Mientras los mineros peregrinaban a pie hacia Madrid en busca de futuro, Mariano Rajoy peregrinaba en Audi a Santiago de Compostela en busca de una foto. La quería con obispos esta vez, no con parados, ni con manifestantes, ni con tarados dependientes, ni con esa chusma que vota a cualquiera y protesta porque les dejan en el paro y les hacen pagar las pastillas del reuma. Mientras más de media España espera alguna buena noticia, algún recado del presidente que no suene a bronca, Mariano sólo ha sido capaz de ser el mensajero de la parroquia, el mensaka de Dios, que les hace los recados a domicilio a los arzobispos a cambio de que le sigan apoyando en lo humano y lo divino y de que se hagan fotos con él. Mientras los demás esperamos que nos devuelvan la vida laboral intacta, la cotización a la Seguridad Social rebosante, el IRPF, que el Gobierno reciba a los mineros y bagatelas así, el presidente sólo tiene tiempo para devolver el Códice Calixtino, huir del olor a pólvora minera y envolverse en olor a incienso arzobispal, que es más fino. Mariano fue el mensaka mejor pagado de España, pero en vez de hacer el recado en Vespino, como los mensaka de pata negra, esos currantes de pizza y el tubo de escape libre, él llegó al Obradoiro en coche blindado.

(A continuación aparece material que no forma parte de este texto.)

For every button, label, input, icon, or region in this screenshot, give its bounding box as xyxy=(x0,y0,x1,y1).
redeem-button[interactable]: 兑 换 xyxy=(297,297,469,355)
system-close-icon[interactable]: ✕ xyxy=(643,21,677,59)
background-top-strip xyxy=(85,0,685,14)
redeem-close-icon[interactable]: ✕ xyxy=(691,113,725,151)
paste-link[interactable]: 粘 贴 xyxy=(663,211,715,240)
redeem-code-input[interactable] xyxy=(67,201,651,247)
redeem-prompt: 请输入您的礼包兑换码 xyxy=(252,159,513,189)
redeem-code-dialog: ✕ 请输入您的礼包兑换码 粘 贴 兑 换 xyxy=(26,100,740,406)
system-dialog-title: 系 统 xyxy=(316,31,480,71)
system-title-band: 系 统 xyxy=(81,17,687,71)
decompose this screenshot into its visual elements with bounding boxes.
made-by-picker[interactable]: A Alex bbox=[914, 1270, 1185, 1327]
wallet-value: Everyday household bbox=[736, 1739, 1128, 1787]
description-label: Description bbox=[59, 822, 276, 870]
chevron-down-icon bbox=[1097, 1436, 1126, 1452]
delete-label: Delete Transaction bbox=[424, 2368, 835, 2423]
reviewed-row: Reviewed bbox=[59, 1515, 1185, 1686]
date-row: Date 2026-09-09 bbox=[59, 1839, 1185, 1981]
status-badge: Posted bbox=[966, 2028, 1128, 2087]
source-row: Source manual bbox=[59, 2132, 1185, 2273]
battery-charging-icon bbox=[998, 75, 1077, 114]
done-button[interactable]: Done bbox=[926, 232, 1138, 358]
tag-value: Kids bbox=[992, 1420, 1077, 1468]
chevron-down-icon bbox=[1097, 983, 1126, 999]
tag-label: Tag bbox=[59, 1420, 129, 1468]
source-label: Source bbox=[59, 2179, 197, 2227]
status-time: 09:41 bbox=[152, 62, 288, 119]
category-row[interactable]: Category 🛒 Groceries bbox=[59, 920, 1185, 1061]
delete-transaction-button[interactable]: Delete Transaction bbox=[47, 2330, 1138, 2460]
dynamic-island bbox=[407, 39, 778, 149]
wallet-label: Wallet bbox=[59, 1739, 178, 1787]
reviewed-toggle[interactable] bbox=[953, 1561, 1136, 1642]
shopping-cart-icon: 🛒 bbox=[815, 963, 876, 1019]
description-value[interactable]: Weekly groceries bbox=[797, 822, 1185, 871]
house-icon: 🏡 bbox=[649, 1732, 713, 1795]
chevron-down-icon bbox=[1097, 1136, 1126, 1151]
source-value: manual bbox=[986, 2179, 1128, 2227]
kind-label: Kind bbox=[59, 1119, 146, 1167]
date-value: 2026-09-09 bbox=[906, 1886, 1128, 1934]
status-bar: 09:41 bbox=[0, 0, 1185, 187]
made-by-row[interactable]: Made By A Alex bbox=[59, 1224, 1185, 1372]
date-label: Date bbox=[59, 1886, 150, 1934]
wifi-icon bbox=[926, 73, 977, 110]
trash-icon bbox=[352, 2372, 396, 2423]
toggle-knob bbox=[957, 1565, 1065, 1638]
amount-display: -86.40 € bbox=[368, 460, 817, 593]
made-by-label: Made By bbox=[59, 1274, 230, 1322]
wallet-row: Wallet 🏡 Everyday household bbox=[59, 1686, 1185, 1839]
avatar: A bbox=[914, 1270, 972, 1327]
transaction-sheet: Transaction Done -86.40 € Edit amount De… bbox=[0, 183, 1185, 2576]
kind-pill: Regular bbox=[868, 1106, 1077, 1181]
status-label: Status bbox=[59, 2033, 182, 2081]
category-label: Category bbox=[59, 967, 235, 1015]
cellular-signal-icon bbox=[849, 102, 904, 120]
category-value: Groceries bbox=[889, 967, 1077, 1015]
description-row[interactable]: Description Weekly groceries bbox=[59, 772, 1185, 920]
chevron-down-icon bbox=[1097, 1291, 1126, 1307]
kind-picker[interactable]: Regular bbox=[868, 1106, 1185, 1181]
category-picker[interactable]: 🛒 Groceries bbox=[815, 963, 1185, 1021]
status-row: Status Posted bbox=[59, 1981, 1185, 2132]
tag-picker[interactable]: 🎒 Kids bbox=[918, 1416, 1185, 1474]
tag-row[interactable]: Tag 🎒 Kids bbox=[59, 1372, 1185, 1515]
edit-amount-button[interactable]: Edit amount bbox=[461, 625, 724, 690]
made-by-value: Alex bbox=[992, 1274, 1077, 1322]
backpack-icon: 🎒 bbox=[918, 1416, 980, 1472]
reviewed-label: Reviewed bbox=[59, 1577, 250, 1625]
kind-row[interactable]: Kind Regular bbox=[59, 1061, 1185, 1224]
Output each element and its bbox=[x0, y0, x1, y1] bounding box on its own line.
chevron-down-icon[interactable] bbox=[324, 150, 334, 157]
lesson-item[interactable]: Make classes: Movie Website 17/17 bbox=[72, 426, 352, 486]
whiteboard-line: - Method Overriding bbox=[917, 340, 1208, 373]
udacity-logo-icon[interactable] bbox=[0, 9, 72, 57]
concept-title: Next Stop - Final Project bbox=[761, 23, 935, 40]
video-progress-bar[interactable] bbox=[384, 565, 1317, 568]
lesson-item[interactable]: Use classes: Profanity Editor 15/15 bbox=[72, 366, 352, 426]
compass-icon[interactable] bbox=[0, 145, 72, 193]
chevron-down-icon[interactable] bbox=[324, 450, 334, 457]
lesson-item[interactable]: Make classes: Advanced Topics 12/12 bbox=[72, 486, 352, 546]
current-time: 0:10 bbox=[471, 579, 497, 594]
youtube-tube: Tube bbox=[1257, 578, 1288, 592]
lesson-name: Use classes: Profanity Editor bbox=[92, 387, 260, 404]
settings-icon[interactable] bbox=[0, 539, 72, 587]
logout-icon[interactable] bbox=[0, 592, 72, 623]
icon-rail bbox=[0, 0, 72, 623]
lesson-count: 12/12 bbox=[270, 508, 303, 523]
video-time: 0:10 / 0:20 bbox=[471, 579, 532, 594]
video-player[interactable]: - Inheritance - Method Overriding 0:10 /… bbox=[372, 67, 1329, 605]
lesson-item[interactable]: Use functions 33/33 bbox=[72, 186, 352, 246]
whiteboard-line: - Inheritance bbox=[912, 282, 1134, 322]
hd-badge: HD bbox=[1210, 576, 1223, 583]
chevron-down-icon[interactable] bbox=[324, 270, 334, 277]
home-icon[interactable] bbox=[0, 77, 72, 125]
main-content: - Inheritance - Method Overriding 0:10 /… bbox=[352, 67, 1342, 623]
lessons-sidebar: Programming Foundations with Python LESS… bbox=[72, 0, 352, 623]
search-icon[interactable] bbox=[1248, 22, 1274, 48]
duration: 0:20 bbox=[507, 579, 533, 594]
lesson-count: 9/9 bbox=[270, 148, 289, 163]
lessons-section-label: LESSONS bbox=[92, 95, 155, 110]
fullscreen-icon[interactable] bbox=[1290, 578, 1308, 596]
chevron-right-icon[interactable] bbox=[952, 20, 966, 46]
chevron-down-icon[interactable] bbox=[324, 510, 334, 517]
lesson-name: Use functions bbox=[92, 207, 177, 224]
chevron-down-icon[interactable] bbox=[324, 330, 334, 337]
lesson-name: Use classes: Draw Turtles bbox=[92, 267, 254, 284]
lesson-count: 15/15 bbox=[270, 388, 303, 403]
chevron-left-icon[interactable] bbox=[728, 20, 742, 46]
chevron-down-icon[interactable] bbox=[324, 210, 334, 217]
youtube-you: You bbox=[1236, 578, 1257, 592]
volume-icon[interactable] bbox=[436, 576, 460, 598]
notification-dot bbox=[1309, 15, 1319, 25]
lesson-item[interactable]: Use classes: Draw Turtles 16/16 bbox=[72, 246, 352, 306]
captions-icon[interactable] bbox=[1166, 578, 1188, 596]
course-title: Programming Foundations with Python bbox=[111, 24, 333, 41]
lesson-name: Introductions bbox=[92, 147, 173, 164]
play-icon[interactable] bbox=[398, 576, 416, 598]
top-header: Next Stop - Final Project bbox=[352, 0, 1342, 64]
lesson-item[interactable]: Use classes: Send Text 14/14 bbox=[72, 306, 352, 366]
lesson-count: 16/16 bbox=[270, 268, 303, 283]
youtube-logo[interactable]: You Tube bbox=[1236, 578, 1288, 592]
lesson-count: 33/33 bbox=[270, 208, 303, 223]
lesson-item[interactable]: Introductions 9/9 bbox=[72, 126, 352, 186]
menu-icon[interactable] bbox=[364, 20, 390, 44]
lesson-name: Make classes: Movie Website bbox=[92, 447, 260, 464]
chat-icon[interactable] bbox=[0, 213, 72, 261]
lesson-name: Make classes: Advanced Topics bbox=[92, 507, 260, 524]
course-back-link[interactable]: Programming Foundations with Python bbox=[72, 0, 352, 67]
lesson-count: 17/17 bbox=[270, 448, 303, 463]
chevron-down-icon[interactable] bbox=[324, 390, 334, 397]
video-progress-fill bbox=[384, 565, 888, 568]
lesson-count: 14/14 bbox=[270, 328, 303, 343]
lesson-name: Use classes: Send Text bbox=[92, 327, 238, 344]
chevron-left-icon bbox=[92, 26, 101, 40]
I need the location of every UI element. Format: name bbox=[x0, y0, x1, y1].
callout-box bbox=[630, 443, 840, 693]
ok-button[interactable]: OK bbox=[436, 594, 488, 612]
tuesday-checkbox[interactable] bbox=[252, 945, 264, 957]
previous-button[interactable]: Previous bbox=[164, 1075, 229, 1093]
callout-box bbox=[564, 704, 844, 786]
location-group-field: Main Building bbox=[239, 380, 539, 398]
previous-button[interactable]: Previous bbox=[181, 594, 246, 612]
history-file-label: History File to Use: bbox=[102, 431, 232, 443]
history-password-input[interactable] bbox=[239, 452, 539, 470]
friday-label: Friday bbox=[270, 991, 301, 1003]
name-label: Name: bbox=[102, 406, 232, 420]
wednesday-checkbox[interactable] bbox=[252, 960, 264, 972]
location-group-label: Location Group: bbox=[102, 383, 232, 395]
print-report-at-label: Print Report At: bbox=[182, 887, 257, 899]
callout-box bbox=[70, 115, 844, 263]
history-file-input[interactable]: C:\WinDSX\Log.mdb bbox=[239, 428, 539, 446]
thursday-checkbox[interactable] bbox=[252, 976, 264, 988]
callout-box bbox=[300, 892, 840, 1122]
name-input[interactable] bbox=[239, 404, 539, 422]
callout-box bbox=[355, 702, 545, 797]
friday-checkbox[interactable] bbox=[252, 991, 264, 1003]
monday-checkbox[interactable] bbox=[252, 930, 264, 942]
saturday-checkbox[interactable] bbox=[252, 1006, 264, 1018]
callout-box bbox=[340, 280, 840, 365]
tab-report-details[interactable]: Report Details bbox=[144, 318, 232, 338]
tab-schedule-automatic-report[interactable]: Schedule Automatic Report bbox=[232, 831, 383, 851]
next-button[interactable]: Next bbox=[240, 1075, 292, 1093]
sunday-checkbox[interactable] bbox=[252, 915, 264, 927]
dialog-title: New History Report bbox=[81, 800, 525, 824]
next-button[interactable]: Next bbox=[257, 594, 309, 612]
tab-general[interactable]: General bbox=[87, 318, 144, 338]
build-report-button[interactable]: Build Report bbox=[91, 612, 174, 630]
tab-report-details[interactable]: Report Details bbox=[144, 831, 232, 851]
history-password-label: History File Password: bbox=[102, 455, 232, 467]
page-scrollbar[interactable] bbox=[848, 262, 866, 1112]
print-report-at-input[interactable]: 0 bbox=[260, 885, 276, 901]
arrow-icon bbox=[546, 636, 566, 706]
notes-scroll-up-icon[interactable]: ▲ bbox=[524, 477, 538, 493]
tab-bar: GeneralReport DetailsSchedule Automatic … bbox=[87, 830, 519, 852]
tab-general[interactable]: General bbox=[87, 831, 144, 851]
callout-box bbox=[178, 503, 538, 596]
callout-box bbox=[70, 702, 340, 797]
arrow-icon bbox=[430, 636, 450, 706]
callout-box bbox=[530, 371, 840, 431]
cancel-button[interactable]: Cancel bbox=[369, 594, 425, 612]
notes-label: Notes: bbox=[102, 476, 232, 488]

Franco, gallego como Mariano, tenía una enorme querencia por acceder bajo palio a las catedrales dejando clara su designación por la gracia de Dios y la directa relación entre el poder divino y el terrenal. Mariano hizo el domingo algo sospechosamente similar, de un tufo procedente del moho más rancio de nuestra historia, y entró a ver a los purpurados y prelados como un nuevo paladín de la cristiandad, bajo el palio de los guardias antidisturbios que mantenían a raya a cabreados, curiosos y periodistas. Puesto a la elegir destinos de domingo, Mariano Rajoy es muy clásico: misa de doce y fútbol aunque choquen los planetas o rescaten a la banca.  Yo le sugiero, ahora que se dedica a la mensajería, que vaya a Bruselas, a ver a la Merkel y a los banqueros caraduras de siempre y les haga llegar, a modo de códice, las cosas que se dicen en este país, las penas que se sufren en las casas, en los bares y en las colas del paro. Que se de una vuelta por las calles. Y puesto a hacerse fotos, que se las hagan con los bomberos que apagaron el incendio de Valencia, con los mineros o con las putas, esas que, según saben bien los obispos, nos precederán en el reino de los cielos. No llegarán en Audi, pero llegarán.